Мы часто повторяем по делу и без дела: «Любить землю», «Любить Родину», — а может быть, чувствовать, ощущать, как самого себя, а? Если любовь можно привить, укоренить и даже навязать, то чувства и ощущения передаются лишь по родству, с молоком матери, редкой лаской отца, когда опустит он тяжелую ладонь на детскую голову, и притихнешь под ней, как птенец под крылом, и займется сердчишко в частом, растроганном бое, и прежде всего в матери, в отце ощутишь Родину свою. А уж какая она, эта Родина, — все зависит от того, какие чувства перенял ты от родителей. В голой пустыне живут люди, и в тундре живут люди и любят ее так же, как люблю я свою диковатую и прекрасную Сибирь, как любит работящую, пожалуй что уж, усталую от трудов и набегов пристепную Русь мой друг, негромко, но так проникновенно поющий о ней вот уж почти двадцать лет.

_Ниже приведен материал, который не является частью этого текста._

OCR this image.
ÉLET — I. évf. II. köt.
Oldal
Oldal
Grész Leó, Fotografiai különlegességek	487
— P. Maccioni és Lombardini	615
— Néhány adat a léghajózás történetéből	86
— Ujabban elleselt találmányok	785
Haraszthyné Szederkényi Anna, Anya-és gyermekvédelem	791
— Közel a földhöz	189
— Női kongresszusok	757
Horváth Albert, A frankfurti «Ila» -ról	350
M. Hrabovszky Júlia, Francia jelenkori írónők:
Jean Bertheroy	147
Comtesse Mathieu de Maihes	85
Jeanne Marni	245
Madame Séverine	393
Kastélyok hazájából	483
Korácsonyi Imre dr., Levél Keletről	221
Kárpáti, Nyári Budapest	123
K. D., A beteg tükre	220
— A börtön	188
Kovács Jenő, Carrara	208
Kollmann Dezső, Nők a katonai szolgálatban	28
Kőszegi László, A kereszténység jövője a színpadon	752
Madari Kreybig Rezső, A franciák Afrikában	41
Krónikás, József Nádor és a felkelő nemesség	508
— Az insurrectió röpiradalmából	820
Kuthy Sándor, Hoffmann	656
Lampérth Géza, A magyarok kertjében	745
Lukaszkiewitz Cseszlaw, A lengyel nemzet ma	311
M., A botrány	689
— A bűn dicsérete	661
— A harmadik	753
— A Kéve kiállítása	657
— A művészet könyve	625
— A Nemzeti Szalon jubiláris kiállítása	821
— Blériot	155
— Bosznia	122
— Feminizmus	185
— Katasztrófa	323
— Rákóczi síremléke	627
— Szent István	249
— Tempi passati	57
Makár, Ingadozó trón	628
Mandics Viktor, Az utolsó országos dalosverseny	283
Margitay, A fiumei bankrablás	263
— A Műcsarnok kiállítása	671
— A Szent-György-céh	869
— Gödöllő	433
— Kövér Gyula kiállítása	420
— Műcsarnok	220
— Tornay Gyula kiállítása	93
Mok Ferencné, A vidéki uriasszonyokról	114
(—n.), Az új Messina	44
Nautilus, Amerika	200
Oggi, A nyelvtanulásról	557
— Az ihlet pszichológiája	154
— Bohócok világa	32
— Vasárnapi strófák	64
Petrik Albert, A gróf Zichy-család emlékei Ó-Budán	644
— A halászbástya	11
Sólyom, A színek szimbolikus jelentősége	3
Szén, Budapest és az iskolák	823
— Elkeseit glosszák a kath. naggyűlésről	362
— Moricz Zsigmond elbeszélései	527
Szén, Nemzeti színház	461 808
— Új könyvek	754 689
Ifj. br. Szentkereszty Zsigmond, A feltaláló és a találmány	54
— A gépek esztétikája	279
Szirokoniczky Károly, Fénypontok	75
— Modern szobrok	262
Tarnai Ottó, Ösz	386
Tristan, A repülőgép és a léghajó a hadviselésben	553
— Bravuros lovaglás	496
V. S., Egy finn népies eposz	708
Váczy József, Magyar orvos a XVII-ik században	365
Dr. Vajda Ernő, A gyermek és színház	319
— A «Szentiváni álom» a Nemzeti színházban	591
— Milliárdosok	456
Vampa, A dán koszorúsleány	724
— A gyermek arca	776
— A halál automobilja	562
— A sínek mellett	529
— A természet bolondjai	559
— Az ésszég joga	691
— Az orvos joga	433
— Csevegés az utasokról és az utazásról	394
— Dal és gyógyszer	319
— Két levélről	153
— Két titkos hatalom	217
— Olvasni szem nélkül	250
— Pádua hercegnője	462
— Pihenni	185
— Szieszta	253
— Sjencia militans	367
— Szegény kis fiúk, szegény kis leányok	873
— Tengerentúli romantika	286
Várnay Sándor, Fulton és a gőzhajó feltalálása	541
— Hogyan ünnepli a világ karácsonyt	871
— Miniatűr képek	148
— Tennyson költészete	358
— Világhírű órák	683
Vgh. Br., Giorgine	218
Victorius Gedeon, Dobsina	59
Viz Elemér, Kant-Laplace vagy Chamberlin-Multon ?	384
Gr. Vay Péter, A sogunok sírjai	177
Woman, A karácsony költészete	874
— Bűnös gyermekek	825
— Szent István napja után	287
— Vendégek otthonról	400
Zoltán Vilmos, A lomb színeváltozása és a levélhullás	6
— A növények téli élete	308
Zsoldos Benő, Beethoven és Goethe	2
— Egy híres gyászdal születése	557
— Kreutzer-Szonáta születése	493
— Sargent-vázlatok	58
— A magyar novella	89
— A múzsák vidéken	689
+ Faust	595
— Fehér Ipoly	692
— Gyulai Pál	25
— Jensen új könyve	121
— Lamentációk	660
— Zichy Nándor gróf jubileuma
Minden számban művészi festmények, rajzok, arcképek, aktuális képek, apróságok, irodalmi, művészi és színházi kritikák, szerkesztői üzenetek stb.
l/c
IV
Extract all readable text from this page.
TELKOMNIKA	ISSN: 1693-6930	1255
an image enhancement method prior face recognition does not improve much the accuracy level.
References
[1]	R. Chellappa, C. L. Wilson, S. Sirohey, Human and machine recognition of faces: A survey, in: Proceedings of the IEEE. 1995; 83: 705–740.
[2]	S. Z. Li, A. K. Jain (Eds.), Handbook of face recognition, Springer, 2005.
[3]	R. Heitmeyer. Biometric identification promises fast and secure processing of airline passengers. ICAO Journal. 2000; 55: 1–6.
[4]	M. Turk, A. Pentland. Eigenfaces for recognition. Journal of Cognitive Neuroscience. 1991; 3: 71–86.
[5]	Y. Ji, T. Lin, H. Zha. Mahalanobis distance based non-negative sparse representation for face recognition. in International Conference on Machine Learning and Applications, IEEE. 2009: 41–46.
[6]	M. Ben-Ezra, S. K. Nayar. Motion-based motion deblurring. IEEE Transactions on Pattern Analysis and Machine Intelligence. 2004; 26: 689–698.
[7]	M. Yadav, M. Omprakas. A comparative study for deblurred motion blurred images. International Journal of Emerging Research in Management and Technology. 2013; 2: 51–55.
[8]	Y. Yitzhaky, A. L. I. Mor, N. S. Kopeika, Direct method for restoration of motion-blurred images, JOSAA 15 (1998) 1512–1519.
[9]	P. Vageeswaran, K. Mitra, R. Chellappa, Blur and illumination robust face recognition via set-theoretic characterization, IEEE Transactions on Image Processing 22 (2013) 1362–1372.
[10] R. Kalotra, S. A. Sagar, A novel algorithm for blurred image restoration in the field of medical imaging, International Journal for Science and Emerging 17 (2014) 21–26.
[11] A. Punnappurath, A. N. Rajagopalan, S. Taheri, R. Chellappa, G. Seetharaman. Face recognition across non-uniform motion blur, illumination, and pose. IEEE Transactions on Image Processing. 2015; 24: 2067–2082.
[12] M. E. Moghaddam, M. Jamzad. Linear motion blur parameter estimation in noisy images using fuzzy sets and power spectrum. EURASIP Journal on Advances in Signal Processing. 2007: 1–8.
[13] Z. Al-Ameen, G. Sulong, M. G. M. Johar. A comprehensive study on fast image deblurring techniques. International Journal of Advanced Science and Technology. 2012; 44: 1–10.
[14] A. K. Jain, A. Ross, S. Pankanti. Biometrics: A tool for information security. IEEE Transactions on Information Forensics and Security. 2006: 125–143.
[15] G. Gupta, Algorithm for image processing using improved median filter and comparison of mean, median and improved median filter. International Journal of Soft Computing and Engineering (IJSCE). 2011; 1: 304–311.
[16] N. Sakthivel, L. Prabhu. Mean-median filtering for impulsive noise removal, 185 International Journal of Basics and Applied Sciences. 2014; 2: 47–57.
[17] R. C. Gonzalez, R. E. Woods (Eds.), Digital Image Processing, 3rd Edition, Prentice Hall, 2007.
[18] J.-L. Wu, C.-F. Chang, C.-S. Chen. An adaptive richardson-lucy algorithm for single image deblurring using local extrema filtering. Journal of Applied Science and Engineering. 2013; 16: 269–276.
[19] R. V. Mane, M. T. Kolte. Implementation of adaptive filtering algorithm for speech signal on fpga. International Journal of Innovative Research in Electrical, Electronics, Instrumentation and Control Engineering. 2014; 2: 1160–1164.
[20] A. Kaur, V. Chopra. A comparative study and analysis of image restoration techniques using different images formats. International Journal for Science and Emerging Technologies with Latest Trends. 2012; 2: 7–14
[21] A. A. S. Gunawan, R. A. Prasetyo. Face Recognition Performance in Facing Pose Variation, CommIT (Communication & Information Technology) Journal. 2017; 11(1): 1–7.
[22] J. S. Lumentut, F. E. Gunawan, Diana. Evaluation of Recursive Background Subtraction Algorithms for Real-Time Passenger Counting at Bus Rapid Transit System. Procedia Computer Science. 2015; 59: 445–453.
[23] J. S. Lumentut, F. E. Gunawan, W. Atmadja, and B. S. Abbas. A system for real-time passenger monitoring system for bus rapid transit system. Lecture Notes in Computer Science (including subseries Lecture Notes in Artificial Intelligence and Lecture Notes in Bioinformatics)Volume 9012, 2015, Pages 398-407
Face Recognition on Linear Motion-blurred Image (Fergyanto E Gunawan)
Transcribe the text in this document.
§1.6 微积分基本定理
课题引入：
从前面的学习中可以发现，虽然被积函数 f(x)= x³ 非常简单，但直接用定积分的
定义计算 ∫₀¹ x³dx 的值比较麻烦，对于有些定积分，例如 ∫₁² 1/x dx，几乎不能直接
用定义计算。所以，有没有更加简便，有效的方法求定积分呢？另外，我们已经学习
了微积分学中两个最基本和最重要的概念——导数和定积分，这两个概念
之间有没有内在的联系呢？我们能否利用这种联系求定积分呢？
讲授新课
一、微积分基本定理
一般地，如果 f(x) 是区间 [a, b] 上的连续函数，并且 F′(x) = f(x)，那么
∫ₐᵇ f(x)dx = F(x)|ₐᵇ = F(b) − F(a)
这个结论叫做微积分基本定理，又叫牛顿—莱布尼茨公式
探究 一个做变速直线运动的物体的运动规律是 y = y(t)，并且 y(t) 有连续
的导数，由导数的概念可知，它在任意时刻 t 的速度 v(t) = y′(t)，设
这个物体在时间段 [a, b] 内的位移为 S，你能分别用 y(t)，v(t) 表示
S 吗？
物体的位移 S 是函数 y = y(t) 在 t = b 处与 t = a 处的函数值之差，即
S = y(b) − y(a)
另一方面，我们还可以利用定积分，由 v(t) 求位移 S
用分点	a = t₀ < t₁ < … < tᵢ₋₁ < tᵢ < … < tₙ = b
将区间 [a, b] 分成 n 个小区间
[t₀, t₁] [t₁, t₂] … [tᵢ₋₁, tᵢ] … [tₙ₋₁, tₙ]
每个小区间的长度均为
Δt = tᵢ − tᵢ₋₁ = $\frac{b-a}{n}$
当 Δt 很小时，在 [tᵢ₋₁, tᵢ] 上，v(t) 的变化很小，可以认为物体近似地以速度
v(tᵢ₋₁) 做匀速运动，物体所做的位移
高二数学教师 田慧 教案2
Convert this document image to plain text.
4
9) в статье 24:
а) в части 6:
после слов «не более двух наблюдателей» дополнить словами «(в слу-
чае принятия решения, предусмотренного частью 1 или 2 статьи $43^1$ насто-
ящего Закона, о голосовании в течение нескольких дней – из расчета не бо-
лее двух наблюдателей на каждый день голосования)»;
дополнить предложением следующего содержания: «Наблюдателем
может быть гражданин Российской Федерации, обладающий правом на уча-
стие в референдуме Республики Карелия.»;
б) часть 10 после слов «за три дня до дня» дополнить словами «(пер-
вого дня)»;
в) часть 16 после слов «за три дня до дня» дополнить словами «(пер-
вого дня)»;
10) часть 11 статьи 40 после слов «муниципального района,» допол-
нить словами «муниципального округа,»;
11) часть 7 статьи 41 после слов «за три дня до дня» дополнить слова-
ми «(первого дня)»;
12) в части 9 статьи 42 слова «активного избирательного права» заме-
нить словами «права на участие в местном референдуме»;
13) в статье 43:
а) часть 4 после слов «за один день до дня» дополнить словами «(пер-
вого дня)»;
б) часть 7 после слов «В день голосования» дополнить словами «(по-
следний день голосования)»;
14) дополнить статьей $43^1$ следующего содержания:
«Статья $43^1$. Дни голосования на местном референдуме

Поднимаясь по Сейму, дошли мы до крутых холмов. Берега здесь сделались чище, приветливей, в заводях поблескивали уже чернотой берущиеся листья кувшинок и лилий — одолень-травой назвал я их, и лицо моего друга помягчело еще больше — звучные русские слова для него самая сладкая музыка. Мы нашли тенистое местечко у реки, сели под кустами возле деревянных мостиков, оплесневелых от воды.
Солнце уже скатилось за холмы, перестал пылить трактор в полях, последними рейсами прошли машины, медленным белым войском наступали на прибрежные села цепи гусей, над головами нашими бумажно хрустели и падали в воду листья.
Мой друг сидел возле реки, голый до пояса, черпал воду большой, как лопата, ладонью и припивал ее, откусывая от горбушки ржаного хлеба. С язвой желудка не надо бы, пожалуй, грубый-то хлеб да с сырой водою, но раз в охотку, значит, и впрок. То сближаясь остро, то расходясь, двигалась раздвоенная осколком лопатка. Ниже, наискось по спине, идет еще один шрам, рука тоже побита — ровно кто-то выхватил из этого могучего тела жадными зубами куски мяса, и у живого тела едва хватило сил и материи затянуть эти жуткие, провально темнеющие шрамы с желтой безволосой кожицей.
Мой друг — человек не то чтобы неразговорчивый, а скорее застенчивый, сдержанный по природе, — может иной раз много, хорошо, даже потешно говорить. Редко, правда, по настроению. И от выпивки ли, от благости ли наступающего вечера он говорил и говорил чуть носовым голосом, и кажется, совершенно не замечал, что буханка хлеба, которую он потреблял с родной тепловато-мутной водицей, идет к концу и вообще о ночлеге пора бы подумать — осень все же, прохладой вон из кустов на спину понесло. Но я не останавливал его — уж очень редко ныне доводится нашему брату так вот побыть вдвоем, вдали от суеты и шума, да и поговорить ни о чем и обо всем сразу, без раздражения, тихо-мирно, не следя напряженно за строем речи и не умничая.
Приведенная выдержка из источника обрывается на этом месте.